Erythromycin/clarithromycin
If you are applying to Liprimara® and erythromycin (by 500 mg 4 times / day) or == (by 500 mg 2 times / day), that inhibit CYP3A4, There was an increase in concentrations of atorvastatin in plasma.
Protease inhibitors
Simultaneous application Liprimara® protease inhibitors, known as CYP3A4 inhibitors, accompanied by increases in the concentrations of atorvastatin in plasma.
Diltiazem
Combined use of Liprimara® dose 40 mg with diltiazem dose 240 mg leads to increased concentrations of atorvastatin in plasma.
Cimetidine
Clinically meaningful interaction Liprimara® with cimetidine does not detected.
Itraconazole
Simultaneous application Liprimara® in doses of 20 mg 40 mg of itraconazole in dose 200 mg conducted to increase the values of AUC atorvastatin.
Grapefruit juice
Because grapefruit juice contains one or more components, that inhibit CYP3A4 CYP, his excessive consumption (more 1.2 liters per day) can cause increased concentrations of atorvastatin in plasma.

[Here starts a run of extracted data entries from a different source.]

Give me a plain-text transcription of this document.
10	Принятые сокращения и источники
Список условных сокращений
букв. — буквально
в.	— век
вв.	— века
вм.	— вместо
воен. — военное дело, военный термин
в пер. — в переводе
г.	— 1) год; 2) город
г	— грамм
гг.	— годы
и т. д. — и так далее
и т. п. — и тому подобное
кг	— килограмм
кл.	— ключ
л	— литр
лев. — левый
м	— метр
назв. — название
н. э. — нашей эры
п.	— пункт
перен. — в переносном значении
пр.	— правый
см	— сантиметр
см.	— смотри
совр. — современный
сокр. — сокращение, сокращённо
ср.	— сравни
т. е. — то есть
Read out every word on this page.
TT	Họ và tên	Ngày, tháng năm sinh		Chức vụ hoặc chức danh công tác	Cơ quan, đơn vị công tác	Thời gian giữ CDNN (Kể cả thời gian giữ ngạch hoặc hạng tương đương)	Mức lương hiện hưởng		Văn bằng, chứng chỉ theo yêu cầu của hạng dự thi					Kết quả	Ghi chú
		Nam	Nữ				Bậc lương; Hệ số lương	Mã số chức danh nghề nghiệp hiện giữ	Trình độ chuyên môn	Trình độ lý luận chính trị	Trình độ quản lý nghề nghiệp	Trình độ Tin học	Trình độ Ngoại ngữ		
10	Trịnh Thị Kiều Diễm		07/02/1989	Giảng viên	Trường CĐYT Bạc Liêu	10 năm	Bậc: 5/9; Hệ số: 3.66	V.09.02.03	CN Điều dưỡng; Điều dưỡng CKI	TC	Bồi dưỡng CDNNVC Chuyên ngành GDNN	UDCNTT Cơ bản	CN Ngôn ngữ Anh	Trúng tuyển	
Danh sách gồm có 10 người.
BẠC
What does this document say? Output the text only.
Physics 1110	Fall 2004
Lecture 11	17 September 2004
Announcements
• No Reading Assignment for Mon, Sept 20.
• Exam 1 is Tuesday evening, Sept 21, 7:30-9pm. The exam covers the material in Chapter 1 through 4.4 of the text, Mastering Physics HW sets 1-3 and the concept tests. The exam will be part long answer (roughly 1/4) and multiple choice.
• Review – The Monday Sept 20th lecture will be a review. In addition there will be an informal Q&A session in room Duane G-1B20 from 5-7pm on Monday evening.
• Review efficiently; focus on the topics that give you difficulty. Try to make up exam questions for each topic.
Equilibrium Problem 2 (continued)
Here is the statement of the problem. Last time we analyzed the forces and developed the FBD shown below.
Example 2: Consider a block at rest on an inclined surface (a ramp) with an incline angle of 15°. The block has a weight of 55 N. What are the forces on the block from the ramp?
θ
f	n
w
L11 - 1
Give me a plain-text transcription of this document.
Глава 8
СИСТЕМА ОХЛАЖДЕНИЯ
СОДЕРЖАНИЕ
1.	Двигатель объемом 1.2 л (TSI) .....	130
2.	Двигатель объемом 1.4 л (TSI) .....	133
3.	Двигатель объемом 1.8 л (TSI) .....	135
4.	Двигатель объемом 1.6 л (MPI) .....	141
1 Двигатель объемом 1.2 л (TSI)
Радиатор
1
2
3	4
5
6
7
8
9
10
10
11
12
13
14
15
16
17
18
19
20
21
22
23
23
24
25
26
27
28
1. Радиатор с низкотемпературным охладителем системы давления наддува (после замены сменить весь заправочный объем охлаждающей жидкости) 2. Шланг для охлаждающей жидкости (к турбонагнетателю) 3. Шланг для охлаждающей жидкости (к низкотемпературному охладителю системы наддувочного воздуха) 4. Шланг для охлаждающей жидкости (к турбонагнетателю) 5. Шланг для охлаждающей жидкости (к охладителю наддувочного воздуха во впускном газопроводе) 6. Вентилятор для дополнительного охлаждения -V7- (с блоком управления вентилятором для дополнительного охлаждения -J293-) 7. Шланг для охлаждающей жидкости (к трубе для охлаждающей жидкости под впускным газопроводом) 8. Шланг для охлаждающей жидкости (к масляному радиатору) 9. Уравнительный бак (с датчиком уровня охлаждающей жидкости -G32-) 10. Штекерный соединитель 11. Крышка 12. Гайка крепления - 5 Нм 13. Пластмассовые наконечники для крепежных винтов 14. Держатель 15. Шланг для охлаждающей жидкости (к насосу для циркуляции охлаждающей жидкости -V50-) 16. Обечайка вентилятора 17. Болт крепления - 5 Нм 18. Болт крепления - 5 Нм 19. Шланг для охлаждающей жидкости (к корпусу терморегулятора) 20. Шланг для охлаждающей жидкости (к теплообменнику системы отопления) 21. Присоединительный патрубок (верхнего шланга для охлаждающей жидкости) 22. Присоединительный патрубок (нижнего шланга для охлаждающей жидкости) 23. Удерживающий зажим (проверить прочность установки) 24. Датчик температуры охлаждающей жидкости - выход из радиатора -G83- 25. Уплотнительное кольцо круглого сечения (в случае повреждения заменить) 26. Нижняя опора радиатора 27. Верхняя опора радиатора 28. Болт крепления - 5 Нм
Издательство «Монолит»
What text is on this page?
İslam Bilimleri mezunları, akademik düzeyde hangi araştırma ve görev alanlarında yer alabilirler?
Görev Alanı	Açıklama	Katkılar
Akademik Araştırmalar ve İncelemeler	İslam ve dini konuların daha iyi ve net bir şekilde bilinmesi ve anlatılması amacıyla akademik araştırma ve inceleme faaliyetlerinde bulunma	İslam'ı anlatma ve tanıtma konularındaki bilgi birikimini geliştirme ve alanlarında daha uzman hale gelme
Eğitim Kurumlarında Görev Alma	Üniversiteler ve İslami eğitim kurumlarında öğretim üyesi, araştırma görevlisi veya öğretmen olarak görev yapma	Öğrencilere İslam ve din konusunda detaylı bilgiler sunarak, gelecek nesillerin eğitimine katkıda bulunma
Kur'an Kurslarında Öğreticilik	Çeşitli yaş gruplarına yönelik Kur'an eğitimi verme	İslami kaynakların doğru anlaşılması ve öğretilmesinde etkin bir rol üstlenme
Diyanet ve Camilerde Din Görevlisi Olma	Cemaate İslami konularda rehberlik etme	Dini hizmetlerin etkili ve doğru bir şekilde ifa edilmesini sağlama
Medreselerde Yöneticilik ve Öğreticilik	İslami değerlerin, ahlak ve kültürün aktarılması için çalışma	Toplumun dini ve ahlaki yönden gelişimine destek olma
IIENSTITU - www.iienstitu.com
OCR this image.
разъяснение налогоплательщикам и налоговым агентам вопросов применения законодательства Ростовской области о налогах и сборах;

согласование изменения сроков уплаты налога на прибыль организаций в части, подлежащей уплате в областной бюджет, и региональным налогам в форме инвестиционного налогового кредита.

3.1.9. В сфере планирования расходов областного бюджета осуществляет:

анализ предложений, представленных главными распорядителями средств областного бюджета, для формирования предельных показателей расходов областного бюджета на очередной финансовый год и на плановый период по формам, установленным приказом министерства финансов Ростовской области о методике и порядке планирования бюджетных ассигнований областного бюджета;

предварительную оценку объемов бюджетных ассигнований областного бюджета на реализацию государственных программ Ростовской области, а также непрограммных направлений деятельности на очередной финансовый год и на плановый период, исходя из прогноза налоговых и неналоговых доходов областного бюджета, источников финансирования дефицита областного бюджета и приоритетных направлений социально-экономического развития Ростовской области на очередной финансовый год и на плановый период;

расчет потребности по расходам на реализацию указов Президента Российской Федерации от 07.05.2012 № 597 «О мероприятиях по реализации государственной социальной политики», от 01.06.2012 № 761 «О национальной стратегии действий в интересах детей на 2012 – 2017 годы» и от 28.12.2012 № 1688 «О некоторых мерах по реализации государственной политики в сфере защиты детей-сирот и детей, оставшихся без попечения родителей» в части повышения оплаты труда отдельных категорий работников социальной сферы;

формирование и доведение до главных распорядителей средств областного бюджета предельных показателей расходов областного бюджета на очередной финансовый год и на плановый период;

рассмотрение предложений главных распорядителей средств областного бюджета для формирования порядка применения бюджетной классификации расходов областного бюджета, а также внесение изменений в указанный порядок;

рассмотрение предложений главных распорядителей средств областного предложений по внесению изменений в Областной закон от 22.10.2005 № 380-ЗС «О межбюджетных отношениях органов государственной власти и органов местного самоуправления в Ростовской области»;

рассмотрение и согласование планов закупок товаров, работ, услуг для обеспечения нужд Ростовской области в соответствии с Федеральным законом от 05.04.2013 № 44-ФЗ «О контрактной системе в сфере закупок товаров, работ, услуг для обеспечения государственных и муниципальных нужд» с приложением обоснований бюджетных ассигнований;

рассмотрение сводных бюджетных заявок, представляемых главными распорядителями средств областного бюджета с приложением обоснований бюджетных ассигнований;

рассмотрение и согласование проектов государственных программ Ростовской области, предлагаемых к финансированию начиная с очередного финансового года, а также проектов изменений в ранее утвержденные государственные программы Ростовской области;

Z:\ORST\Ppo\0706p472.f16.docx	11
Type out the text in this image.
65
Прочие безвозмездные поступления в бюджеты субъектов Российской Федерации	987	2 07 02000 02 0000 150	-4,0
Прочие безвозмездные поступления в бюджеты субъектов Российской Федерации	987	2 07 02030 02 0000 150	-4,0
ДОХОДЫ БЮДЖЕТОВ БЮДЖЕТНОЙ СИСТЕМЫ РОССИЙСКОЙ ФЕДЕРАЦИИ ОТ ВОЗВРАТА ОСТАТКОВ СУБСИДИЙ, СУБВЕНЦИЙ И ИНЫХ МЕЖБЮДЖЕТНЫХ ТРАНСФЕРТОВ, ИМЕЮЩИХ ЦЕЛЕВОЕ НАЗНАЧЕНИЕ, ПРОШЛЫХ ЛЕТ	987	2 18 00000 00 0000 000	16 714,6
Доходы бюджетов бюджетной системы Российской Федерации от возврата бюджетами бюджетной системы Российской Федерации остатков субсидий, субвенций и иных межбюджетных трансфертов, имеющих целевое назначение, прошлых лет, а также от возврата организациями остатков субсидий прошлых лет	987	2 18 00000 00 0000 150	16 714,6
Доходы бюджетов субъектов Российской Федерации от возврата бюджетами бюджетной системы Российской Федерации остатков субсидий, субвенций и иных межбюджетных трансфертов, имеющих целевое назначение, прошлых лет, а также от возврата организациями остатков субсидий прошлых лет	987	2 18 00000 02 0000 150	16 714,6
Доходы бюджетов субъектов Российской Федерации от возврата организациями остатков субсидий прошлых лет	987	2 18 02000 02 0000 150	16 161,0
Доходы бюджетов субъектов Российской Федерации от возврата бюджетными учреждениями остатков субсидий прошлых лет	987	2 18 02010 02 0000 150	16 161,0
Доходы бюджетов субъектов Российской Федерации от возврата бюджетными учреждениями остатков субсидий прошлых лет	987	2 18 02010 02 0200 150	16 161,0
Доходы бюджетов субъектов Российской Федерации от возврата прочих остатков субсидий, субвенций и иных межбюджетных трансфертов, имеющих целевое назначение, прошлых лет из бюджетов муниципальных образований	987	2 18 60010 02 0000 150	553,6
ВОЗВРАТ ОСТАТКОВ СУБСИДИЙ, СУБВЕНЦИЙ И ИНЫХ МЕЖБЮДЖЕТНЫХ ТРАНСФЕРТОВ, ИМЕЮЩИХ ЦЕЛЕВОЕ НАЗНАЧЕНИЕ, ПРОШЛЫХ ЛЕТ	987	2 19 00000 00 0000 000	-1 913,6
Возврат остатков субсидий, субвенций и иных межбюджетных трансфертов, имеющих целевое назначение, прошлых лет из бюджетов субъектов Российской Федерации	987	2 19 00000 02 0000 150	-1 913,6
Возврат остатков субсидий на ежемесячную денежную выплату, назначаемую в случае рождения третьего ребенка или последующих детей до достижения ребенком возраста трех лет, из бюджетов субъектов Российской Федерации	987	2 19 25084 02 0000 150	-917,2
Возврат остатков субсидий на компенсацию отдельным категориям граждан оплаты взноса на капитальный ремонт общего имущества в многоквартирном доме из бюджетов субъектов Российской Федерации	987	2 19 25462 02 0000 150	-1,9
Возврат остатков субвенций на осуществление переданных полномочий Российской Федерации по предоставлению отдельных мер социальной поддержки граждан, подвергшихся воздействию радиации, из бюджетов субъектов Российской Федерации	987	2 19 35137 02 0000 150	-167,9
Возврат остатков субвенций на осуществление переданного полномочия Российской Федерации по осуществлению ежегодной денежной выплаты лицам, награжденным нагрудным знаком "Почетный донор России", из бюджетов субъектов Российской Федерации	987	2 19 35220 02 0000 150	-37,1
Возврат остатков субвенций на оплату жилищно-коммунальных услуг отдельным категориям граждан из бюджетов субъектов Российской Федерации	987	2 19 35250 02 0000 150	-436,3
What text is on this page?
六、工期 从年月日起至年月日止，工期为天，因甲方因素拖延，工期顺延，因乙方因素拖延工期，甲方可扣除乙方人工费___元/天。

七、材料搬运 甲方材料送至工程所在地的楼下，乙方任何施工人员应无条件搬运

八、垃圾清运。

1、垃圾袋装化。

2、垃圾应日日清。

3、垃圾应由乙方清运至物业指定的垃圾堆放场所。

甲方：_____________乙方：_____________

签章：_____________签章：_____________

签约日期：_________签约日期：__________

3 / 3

Inductive izofermenta zitohroma CYP3A4
Combined use of Liprimara® with inducers of izofermenta zitohroma CYP3A4 (eg, èfavirenzom or rifampicin) can reduce concentrations of atorvastatin in plasma. Because of the dual interaction mechanism with rifampicin (inducer izofermenta zitohroma CYP3A4 inhibitor protein hepatocytes transport and OATR1V1) recommended simultaneous application of atorvastatin and rifampicin, because deferred admission atorvastatin after taking rifampicin leads to a significant decrease in concentrations of atorvastatin in plasma
Antacids
While ingestion Liprimara® and suspension, containing magnesium and aluminium hydroxides, Atorvastatin concentration in plasma decreased by approximately 35%, However, the degree of lowering LDL-Cholesterol while not changed.
Fenazon
While applying Liprimar® does not affect the farmakokinetiku Phenazone, Therefore, interaction with other drugs, those same cytochrome izofermentami, It is not expected.
Colestipol
While applying kolestipola atorvastatin concentration in plasma decreased by approximately 25%. However, lowering atorvastatin combination effects and kolestipola surpassed such each drug separately.
Digoxin
The readmission of Digoxin and Liprimara® dose 10 mg equilibrium concentration of Digoxin in plasma is not changed. However, when applied in combination with digoxin Liprimarom® dose 80 mg/day concentration of Digoxin increased by about 20%. Patients, receiving digoxin combined with Liprimarom®, requires clinical monitoring.
Azithromycin
If you are applying to Liprimara® dose 10 mg 1 times/day and dose of azithromycin 500 mg 1 times/day plasma atorvastatin concentrations did not change.
Oral contraceptives
If you are applying to Liprimara® and oral contraceptive, contains norethisterone and ethinyl estradiol, There was a significant increase in AUC of ethinyl estradiol and norethisterone approximately 30% and 20% respectively. This effect should be taken into account when choosing oral contraceptive for women, receiving Liprimar®.
Terfenadin
Liprimar® While applying had no clinically significant effect on farmakokinetiku terfenadina.
Warfarin
Symptoms clinically meaningful interaction of atorvastatin with warfarin is not detected.
Amlodipine
If you are applying to Liprimara® dose 80 mg and amlodipine dose 10 mg pharmacokinetics of atorvastatin in equilibrium has not changed.
Other concomitant therapy
In clinical studies Liprimar® used in combination with antigipertenzivei means and estrogens, who appointed as replacement therapy; symptoms of clinically significant interactions have been noted. Research of interaction with specific drugs have been conducted.
Conditions of supply of pharmacies
The drug is released under the prescription.
Conditions and terms
The drug should be stored at temperatures not exceeding 25 ° C, out of reach of children. Shelf life – 3 year.